= Peter Leslie Noerr =

English information scientist (1946–2013)

Peter Leslie Noerr (March 1946 – March 15, 2013) was
an English information scientist at The British Library. He started a library automation systems company and designed digital libraries.

==Biography==
Noerr was born in March 1946 in Leicester, England, and grew up in Johannesburg, South Africa, to where his family moved in 1951. He was educated in physics at the University of the Witwatersrand in South Africa and got a PhD. in Information Science from City University of London.

In the 1970s, he worked for The British Library for 6 years, four of them as Head of Systems Development. He then spent three years consulting for academic, national library and IGO clients in all parts of the world.
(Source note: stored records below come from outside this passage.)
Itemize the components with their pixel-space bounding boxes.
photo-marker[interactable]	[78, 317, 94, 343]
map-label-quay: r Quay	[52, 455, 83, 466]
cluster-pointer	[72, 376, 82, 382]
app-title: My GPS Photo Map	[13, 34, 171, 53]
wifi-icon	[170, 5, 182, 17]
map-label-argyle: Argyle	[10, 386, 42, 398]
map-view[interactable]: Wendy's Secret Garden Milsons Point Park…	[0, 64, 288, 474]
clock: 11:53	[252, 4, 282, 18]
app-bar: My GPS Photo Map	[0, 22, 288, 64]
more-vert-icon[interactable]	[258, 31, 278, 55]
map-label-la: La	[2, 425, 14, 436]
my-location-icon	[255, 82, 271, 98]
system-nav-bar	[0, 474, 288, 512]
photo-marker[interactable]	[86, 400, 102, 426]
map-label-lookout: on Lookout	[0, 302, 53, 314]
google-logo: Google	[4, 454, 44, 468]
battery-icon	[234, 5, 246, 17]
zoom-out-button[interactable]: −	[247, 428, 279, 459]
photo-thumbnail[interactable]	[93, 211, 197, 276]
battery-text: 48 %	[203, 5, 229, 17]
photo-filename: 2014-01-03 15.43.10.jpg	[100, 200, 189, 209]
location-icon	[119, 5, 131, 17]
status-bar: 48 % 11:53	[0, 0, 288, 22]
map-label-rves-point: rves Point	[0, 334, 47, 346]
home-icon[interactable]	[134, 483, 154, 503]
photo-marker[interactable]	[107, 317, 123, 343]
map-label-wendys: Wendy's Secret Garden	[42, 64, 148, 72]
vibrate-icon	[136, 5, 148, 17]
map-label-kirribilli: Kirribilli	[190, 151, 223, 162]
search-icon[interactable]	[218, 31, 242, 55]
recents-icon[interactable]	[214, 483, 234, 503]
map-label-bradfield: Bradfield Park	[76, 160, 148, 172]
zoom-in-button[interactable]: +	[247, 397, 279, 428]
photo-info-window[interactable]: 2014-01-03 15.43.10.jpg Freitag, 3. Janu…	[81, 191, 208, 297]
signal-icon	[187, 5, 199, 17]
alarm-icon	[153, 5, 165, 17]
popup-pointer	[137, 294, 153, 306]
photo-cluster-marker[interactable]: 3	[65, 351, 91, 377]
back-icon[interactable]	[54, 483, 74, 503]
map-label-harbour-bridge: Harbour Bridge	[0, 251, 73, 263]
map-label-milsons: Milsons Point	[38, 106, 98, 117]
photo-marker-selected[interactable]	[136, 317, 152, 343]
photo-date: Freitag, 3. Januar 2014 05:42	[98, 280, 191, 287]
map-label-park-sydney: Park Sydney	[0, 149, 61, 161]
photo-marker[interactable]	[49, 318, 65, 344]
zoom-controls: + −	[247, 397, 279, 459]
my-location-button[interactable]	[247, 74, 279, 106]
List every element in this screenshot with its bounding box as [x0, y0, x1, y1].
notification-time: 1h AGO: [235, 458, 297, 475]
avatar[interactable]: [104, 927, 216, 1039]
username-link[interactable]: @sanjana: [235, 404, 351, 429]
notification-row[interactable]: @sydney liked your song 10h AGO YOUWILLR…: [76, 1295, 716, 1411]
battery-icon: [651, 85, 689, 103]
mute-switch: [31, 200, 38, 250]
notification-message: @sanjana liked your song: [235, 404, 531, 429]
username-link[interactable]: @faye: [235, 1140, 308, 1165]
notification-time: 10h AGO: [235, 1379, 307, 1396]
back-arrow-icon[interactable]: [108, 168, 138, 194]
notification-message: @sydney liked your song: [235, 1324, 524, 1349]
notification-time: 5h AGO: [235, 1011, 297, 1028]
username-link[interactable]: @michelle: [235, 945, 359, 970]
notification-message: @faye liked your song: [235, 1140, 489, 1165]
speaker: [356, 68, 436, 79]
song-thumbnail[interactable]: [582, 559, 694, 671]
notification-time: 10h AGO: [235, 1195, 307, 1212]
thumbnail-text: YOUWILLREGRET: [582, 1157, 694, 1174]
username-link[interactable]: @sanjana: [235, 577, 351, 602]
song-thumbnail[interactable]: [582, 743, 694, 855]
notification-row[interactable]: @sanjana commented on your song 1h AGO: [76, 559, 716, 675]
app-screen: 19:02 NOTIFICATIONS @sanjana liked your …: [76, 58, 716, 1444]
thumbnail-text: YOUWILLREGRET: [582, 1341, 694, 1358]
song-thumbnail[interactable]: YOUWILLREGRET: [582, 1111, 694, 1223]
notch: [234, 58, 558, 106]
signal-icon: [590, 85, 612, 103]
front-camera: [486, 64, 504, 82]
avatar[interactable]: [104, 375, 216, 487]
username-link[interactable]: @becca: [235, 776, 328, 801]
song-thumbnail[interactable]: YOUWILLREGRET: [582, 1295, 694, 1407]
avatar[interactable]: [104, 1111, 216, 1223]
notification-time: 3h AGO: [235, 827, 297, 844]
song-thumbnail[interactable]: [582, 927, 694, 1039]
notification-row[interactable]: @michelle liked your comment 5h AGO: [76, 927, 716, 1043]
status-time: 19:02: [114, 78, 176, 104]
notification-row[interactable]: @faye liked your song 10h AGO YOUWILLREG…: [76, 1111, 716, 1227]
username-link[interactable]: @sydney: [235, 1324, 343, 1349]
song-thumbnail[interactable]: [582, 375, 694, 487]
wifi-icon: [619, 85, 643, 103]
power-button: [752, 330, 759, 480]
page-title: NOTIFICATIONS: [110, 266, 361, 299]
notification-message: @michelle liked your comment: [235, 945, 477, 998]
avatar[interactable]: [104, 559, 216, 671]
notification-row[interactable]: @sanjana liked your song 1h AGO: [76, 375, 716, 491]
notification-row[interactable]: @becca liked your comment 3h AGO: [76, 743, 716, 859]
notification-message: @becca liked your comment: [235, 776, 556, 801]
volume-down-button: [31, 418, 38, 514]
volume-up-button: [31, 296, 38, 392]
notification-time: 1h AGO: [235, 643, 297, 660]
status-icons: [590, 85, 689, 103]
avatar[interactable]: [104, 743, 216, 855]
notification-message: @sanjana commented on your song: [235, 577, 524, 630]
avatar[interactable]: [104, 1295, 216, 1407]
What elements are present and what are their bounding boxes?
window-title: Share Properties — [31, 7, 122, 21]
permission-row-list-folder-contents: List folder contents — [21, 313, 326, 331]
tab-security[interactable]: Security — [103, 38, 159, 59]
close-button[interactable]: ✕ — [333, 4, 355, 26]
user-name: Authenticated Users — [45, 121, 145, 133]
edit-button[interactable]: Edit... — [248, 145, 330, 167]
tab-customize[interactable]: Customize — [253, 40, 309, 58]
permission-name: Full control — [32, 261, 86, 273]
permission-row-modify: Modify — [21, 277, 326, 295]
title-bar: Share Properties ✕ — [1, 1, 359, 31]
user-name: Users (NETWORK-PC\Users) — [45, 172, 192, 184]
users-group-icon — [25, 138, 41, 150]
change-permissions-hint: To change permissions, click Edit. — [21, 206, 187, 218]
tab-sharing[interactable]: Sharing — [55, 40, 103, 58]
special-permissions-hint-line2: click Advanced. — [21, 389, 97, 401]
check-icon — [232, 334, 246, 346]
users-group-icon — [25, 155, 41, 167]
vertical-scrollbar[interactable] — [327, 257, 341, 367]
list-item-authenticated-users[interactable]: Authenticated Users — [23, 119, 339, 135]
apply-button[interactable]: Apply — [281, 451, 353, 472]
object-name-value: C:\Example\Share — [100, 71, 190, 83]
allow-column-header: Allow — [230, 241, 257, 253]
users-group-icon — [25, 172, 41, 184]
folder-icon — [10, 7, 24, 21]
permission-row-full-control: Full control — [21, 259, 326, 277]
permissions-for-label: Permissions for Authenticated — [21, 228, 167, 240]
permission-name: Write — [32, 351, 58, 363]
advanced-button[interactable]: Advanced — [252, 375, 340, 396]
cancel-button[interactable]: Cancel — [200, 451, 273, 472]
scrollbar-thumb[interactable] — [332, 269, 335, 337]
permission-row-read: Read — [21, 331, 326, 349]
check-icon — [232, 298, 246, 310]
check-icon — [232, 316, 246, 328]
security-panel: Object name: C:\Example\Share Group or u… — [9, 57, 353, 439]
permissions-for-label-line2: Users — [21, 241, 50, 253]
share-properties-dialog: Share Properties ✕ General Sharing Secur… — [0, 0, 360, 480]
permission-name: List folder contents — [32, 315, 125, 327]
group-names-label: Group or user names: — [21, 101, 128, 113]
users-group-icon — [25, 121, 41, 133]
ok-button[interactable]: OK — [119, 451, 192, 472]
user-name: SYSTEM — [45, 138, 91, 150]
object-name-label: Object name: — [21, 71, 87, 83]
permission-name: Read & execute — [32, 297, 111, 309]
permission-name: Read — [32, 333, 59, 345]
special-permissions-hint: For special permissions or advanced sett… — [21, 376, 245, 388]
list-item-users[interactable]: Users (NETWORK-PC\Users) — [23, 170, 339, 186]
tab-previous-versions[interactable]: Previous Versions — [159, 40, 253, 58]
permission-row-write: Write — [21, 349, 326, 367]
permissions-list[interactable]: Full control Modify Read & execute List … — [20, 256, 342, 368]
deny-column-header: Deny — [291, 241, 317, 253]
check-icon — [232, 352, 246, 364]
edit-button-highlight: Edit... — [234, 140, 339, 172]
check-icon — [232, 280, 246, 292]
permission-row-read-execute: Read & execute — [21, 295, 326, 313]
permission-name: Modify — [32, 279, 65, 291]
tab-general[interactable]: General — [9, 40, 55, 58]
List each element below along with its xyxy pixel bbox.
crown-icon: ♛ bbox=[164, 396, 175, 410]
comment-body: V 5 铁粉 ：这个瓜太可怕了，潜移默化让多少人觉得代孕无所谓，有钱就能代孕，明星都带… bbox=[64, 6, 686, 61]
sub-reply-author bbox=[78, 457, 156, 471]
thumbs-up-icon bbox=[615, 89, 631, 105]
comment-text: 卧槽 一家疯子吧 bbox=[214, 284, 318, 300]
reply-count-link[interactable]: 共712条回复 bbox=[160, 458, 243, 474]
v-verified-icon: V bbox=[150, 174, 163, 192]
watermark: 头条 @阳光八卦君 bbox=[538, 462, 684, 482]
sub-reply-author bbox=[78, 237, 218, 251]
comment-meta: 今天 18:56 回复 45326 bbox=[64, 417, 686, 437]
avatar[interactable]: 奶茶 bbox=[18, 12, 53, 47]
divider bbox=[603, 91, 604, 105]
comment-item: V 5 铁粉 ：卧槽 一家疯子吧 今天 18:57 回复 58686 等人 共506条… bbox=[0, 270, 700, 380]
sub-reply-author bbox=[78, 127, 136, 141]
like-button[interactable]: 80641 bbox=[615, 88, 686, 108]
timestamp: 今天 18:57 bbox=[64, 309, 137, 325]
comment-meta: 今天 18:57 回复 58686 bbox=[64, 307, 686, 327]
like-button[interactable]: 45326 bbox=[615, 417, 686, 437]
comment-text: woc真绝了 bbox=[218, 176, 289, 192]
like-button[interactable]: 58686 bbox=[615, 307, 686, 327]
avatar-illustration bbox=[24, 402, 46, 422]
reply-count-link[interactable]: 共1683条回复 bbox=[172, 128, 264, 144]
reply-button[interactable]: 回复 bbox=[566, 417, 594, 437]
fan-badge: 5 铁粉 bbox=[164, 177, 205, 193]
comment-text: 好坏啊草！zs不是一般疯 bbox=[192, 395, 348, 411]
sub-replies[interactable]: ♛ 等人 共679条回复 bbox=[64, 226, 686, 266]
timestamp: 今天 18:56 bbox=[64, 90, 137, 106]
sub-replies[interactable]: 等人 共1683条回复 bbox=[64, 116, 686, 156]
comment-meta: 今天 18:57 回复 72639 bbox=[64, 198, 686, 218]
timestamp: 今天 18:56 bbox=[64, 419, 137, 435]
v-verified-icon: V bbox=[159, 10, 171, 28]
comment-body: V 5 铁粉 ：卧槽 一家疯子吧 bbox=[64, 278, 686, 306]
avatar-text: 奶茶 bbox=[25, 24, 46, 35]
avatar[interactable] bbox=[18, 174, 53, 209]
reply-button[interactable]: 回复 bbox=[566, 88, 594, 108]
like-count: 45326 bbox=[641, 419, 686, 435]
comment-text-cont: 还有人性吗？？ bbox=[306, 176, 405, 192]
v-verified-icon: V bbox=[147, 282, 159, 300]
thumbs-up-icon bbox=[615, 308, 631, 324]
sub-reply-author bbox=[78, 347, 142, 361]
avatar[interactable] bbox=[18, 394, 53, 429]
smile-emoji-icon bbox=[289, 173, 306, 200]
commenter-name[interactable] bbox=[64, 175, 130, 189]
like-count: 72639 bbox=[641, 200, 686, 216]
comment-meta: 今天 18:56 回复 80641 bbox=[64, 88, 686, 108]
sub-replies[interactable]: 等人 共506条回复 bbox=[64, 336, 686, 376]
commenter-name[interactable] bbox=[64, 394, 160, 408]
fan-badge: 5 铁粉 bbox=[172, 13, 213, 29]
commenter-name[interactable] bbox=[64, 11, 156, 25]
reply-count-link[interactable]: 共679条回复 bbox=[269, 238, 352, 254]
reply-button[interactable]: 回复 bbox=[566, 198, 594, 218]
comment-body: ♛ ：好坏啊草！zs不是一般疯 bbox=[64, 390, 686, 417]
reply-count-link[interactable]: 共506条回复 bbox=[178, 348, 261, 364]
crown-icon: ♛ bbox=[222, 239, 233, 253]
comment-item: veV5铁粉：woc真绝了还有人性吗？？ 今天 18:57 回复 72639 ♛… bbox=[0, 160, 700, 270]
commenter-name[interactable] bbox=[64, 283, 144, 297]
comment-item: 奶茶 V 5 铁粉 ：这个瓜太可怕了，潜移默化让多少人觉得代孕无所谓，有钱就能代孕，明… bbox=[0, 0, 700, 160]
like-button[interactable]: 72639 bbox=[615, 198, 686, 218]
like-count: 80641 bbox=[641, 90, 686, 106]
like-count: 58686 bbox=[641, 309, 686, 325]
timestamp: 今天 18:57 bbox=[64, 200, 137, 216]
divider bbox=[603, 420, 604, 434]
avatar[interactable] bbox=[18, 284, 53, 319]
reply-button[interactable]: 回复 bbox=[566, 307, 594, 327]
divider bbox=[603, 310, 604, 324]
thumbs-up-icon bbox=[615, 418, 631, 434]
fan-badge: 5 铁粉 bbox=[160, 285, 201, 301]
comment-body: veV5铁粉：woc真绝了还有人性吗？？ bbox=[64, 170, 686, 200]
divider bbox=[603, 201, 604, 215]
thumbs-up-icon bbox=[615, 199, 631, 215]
During this time he started his one library automation systems company Information Management and Engineering Ltd (IME) in the UK. He created systems designs for all levels of libraries from small special libraries to national infrastructure plans for government ministries.

Noerr was widely regarded as a pioneer in information retrieval and software development. In 1998, he wrote The Digital Library Tool Kit, a paper that more or less defined how a modern digital library or archive should be founded.

He and his wife, Kathleen T. Noerr, were involved in two ventures: IME Ltd. and MuseGlobal Inc. Both companies marketed software systems that Noerr designed like Tinlib.